You can plot an error bar of the mean in this way:

ggplot(data = istat, mapping=aes(x=Area, y=Weight, colour=Gender, fill=Gender, group=Gender)) + 
  stat_summary(fun.y = mean, geom = "point") + 
  stat_summary(fun.data = mean_sdl, fun.args = list(mult = 1), geom = "errorbar", width = 0.1)

You can also pass your own functions to stat_summary(). Suppose we want to produce a different version of boxplot.

Firstly we have to define two functions: one that returns the range of observations and one that computes the median and the interquartile range.

# Function definition: range of obs
pl_range <- function(x) {data.frame(ymin = min(x), ymax = max(x))}
# Function definition: median and interquartile range
med_iqr <- function(x) {data.frame(y = median(x), ymin = quantile(x, 0.25), ymax = quantile(x, 0.75))}

Our version of boxplot can be produced in this way:

ggplot(data = istat, mapping=aes(x=Area, y=Weight)) + 
  stat_summary(fun.data = med_iqr, geom = "linerange", size = 2, col = "blue") + 
  stat_summary(fun.data = pl_range, geom = "linerange", size = 3, alpha = 0.2, col = "dodgerblue") + 
  stat_summary(fun.y = median, geom = "point", size = 3, col = "red", shape = "X")

Calculation for quantile-quantile plot.

Suppose you want to plot the quantile-quantile plot of Height variable in istat dataset.

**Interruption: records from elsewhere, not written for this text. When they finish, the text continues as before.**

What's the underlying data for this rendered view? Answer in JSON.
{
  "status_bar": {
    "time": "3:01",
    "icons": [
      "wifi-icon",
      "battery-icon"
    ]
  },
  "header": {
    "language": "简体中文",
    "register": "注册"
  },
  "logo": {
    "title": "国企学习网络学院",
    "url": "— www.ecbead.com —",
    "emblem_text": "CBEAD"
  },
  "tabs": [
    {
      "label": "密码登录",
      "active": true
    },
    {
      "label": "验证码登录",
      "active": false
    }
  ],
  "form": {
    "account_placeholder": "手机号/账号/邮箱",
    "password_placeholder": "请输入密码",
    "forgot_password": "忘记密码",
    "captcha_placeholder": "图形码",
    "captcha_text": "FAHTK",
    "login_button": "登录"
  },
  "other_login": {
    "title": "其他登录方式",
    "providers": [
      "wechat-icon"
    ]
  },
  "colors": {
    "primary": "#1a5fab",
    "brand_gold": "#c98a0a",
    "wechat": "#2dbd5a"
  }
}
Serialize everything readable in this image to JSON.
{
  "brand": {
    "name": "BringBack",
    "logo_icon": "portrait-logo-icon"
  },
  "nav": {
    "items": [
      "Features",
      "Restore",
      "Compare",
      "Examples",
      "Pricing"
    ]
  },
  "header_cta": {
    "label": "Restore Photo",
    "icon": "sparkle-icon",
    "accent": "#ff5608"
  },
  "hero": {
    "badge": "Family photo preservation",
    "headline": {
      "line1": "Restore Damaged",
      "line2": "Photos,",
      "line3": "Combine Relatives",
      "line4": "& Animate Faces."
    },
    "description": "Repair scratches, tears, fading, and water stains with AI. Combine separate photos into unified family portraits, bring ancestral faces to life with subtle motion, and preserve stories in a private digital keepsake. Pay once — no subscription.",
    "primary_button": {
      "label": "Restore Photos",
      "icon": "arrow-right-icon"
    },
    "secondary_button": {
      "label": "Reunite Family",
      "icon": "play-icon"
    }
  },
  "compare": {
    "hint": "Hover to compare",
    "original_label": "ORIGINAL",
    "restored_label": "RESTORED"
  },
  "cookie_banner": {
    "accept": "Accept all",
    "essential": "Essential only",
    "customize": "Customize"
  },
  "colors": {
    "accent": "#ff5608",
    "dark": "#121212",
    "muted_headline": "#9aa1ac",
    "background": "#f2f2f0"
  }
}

It is not simple to generate a quantile-quantile plot with ggplot2.
This can be a way:

ggplot(data = istat, mapping = aes(sample = Height)) + 
  stat_qq() +
  geom_abline(mapping = aes(intercept=mean(Height),slope=sd(Height)), color="red", linetype=2)

You have to specify sample quantiles in aesthetics, in this case the sample quantile is Height variable.

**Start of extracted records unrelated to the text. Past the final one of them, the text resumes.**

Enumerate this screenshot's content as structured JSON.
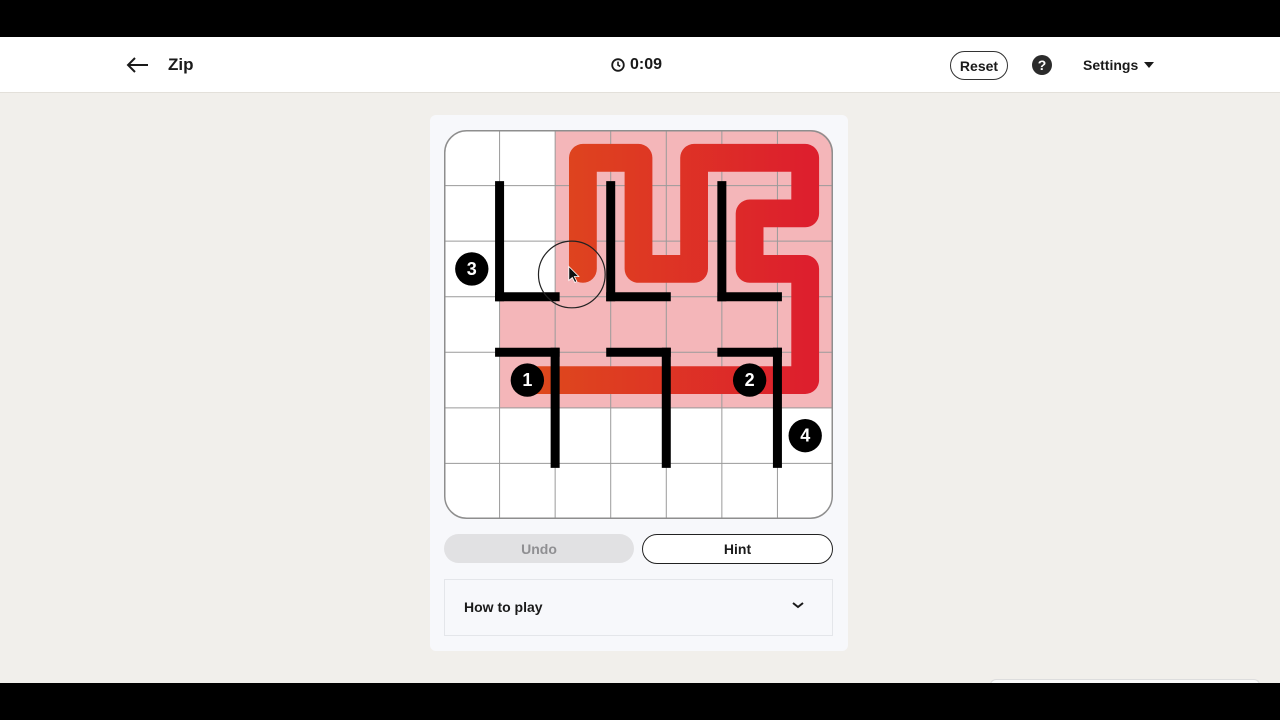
{
  "header": {
    "back_icon": "arrow-left-icon",
    "title": "Zip",
    "timer_icon": "clock-icon",
    "timer": "0:09",
    "reset_label": "Reset",
    "help_icon": "question-circle-icon",
    "help_glyph": "?",
    "settings_label": "Settings",
    "settings_icon": "caret-down-icon"
  },
  "board": {
    "rows": 7,
    "cols": 7,
    "filled_cells": [
      [
        0,
        2
      ],
      [
        0,
        3
      ],
      [
        0,
        4
      ],
      [
        0,
        5
      ],
      [
        0,
        6
      ],
      [
        1,
        2
      ],
      [
        1,
        3
      ],
      [
        1,
        4
      ],
      [
        1,
        5
      ],
      [
        1,
        6
      ],
      [
        2,
        2
      ],
      [
        2,
        3
      ],
      [
        2,
        4
      ],
      [
        2,
        5
      ],
      [
        2,
        6
      ],
      [
        3,
        1
      ],
      [
        3,
        2
      ],
      [
        3,
        3
      ],
      [
        3,
        4
      ],
      [
        3,
        5
      ],
      [
        3,
        6
      ],
      [
        4,
        1
      ],
      [
        4,
        2
      ],
      [
        4,
        3
      ],
      [
        4,
        4
      ],
      [
        4,
        5
      ],
      [
        4,
        6
      ]
    ],
    "path": [
      [
        3,
        4
      ],
      [
        4,
        4
      ],
      [
        4,
        3
      ],
      [
        4,
        2
      ],
      [
        4,
        1
      ],
      [
        4,
        0
      ],
      [
        4,
        5
      ],
      [
        4,
        6
      ],
      [
        4,
        7
      ],
      [
        4,
        8
      ],
      [
        4,
        9
      ],
      [
        5,
        9
      ],
      [
        5,
        10
      ]
    ],
    "path_cells_order": [
      [
        4,
        1
      ],
      [
        4,
        2
      ],
      [
        4,
        3
      ],
      [
        4,
        4
      ],
      [
        4,
        5
      ],
      [
        4,
        6
      ],
      [
        3,
        6
      ],
      [
        2,
        6
      ],
      [
        2,
        5
      ],
      [
        1,
        5
      ],
      [
        1,
        6
      ],
      [
        0,
        6
      ],
      [
        0,
        5
      ],
      [
        0,
        4
      ],
      [
        1,
        4
      ],
      [
        2,
        4
      ],
      [
        2,
        3
      ],
      [
        1,
        3
      ],
      [
        0,
        3
      ],
      [
        0,
        2
      ],
      [
        1,
        2
      ],
      [
        2,
        2
      ]
    ],
    "walls": [
      {
        "from": [
          1,
          1
        ],
        "to": [
          3,
          1
        ]
      },
      {
        "from": [
          3,
          1
        ],
        "to": [
          3,
          2
        ]
      },
      {
        "from": [
          1,
          3
        ],
        "to": [
          3,
          3
        ]
      },
      {
        "from": [
          3,
          3
        ],
        "to": [
          3,
          4
        ]
      },
      {
        "from": [
          1,
          5
        ],
        "to": [
          3,
          5
        ]
      },
      {
        "from": [
          3,
          5
        ],
        "to": [
          3,
          6
        ]
      },
      {
        "from": [
          4,
          1
        ],
        "to": [
          4,
          2
        ]
      },
      {
        "from": [
          4,
          2
        ],
        "to": [
          6,
          2
        ]
      },
      {
        "from": [
          4,
          3
        ],
        "to": [
          4,
          4
        ]
      },
      {
        "from": [
          4,
          4
        ],
        "to": [
          6,
          4
        ]
      },
      {
        "from": [
          4,
          5
        ],
        "to": [
          4,
          6
        ]
      },
      {
        "from": [
          4,
          6
        ],
        "to": [
          6,
          6
        ]
      }
    ],
    "numbers": [
      {
        "value": "1",
        "row": 4,
        "col": 1
      },
      {
        "value": "2",
        "row": 4,
        "col": 5
      },
      {
        "value": "3",
        "row": 2,
        "col": 0
      },
      {
        "value": "4",
        "row": 5,
        "col": 6
      }
    ],
    "cursor": {
      "row": 2,
      "col": 2
    }
  },
  "colors": {
    "path_start": "#de4a1c",
    "path_end": "#dd1f2d",
    "fill": "#f4b6b9",
    "grid": "#9a9a9a",
    "wall": "#000000"
  },
  "controls": {
    "undo_label": "Undo",
    "hint_label": "Hint"
  },
  "how_to_play": {
    "label": "How to play",
    "icon": "chevron-down-icon"
  }
}
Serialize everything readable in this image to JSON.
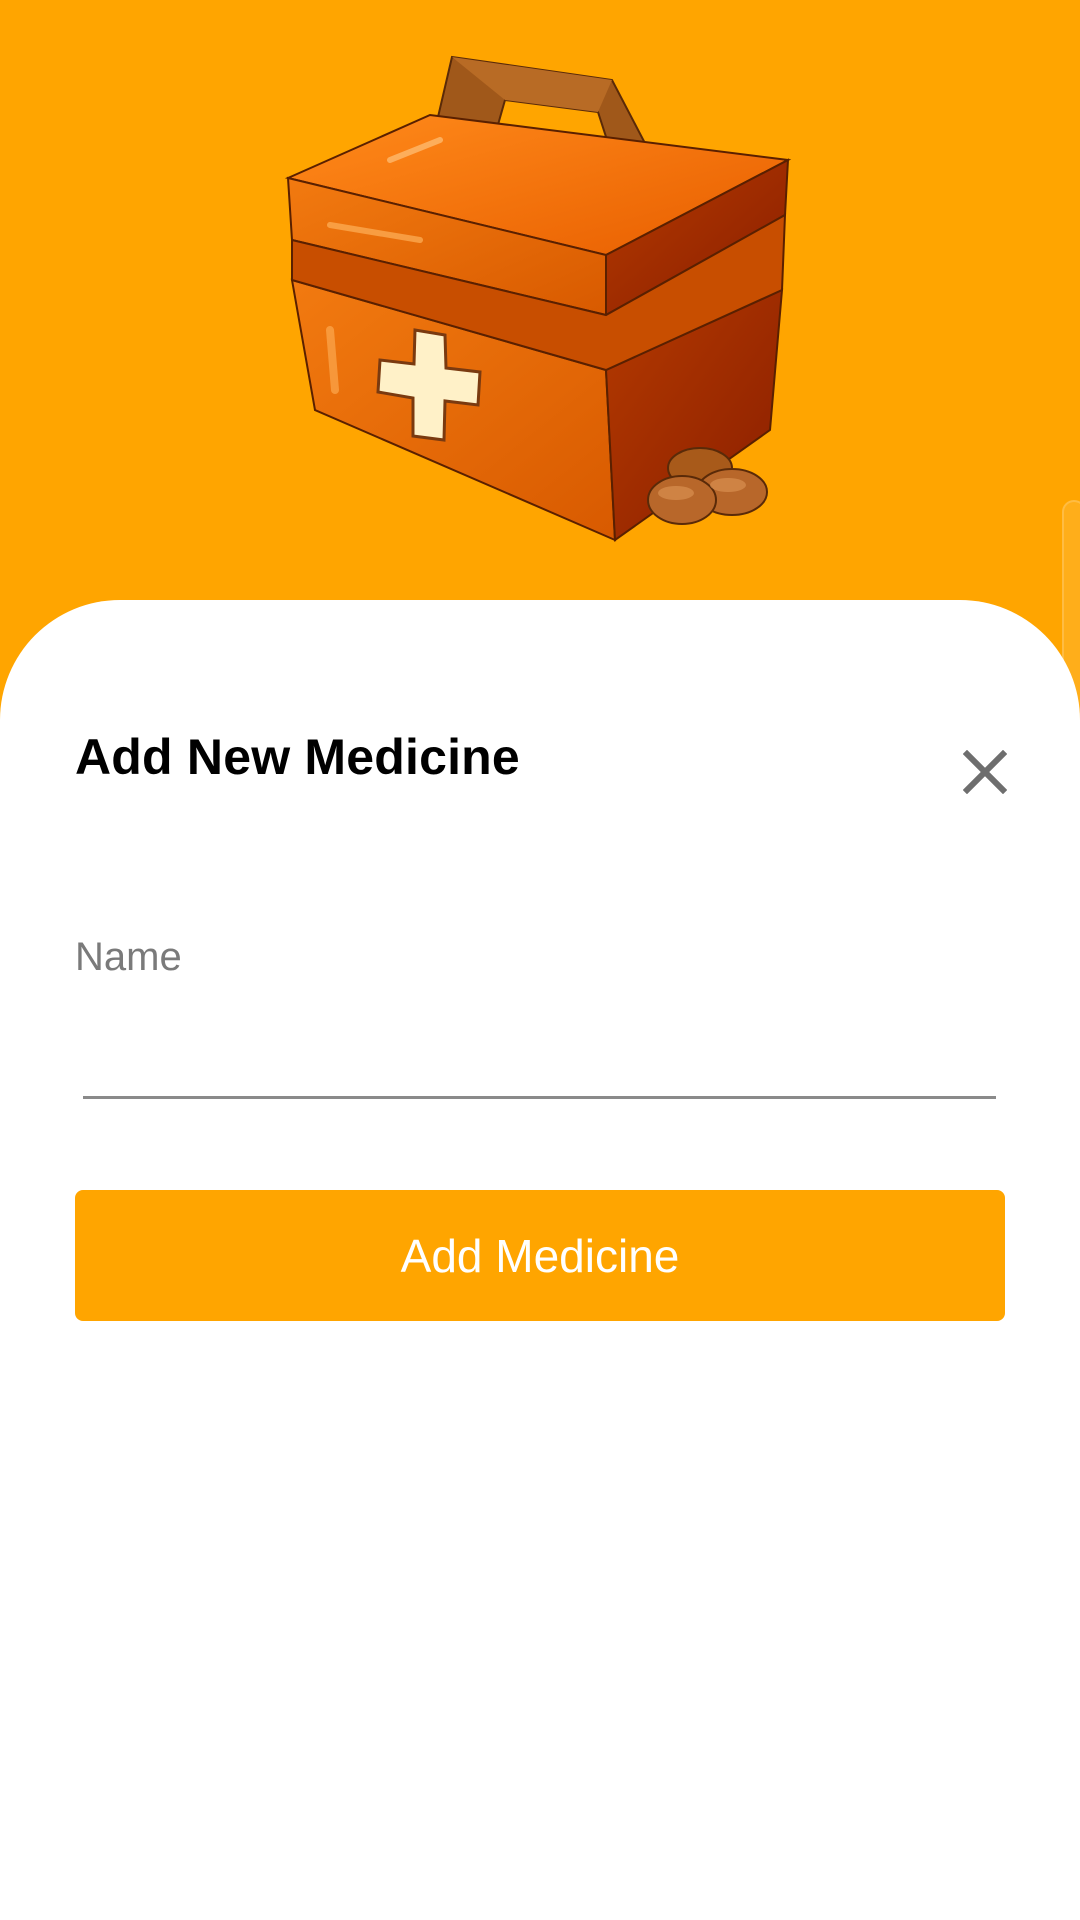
{
  "theme": {
    "accent": "#FFA500",
    "sheet_background": "#FFFFFF"
  },
  "hero": {
    "illustration": "medicine-box"
  },
  "sheet": {
    "title": "Add New Medicine",
    "close_icon": "close-icon"
  },
  "form": {
    "name_label": "Name",
    "name_value": ""
  },
  "actions": {
    "submit_label": "Add Medicine"
  }
}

In particular, base graphics qqnorm() function is reproduced by stat_qq() and qqline() by geom_abline(), with intercept equal to the mean of the variable for which the qqplot has to be drawn and the slope equalt o the variance.

Creating a Graph of an Empirical Cumulative Distribution Function

Suppose you want to graph the empirical cumulative distribution function (ECDF) of Weight variable of istat dataset. You have to use stat_ecdf() function

ggplot(istat, aes(x=Weight)) + 
  stat_ecdf()

The ECDF shows what proportion of observations are at or below the given x value. Because it is empirical, the line takes a step up at each x value where there are one or more observations.